In one experiment, the researchers presented two groups of participants with different sets of information. One group saw a graph showing white Americans losing majority status by 2050, while the other group’s graph showed whites remaining the majority through 2020. The two groups were then asked to allocate a certain amount of spending cuts to a variety of federal programs.
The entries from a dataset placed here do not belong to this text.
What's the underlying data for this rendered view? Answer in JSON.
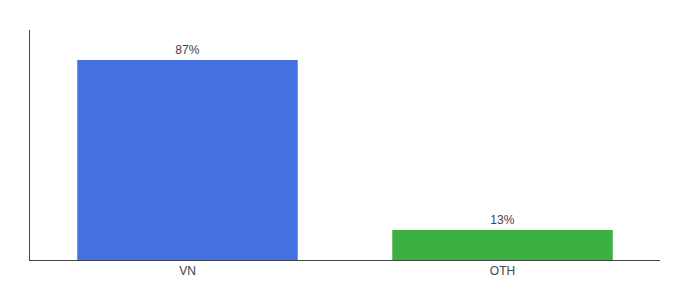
{
  "chart_data": {
    "type": "bar",
    "categories": [
      "VN",
      "OTH"
    ],
    "values": [
      87,
      13
    ],
    "value_labels": [
      "87%",
      "13%"
    ],
    "data_labels": true,
    "colors": [
      "#4472e0",
      "#3cb043"
    ],
    "ylim": [
      0,
      100
    ],
    "grid": false,
    "tick_labels": "x"
  }
}
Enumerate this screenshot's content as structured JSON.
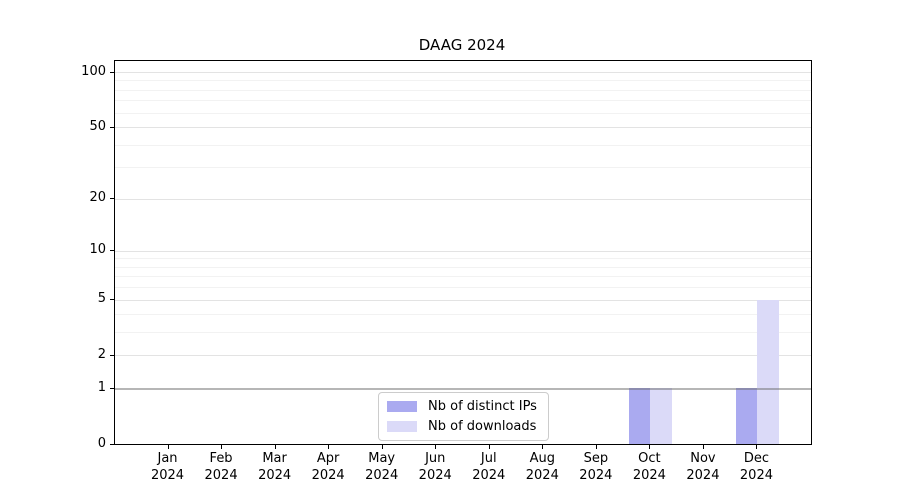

The group shown the long-term demographic trend proposed harsher cuts to welfare and also had more negative views on racial minorities.

Study authors Rachel Wetts and Rob Willer wrote that “white Americans who saw a demographic report emphasizing the decline of the white majority tended thereafter to voice greater opposition to welfare, and this effect was partially mediated by increased racial resentment.”

A majority of respondents to a February HuffPost/YouGov survey said they think most food stamp recipients are African American, even though 43 percent of SNAP recipients in 2016 were white and 18 percent were black, according to the most recent federal data.

Conaway said he suspected HuffPost designed its poll to get a provocative result.

“You’re presuming that race is a part of it just by asking the question the way you asked it, so of course you’re going to get that answer,” he said. “The facts belie that narrative.”

Thompson suggested that if people are unaware of the demographics of food stamps, maybe Republicans can help remedy that ignorance.

“I have responsibility to make sure we’re sharing the facts, we’re putting the truth out there,” he said.

Nobody responded to Scott during the April hearing. He allowed that Republicans might not see the stereotypical image of a black food stamp recipient that he knows many Americans hold.

“Many of you on your side of the aisle may not understand that, but I’m an African-American man who’s had to survive through my people coming through,” Scott said. “Nobody has the heritage of work in this country as African-American men, 400 years in bondage and slavery without any compensation, working through it all.”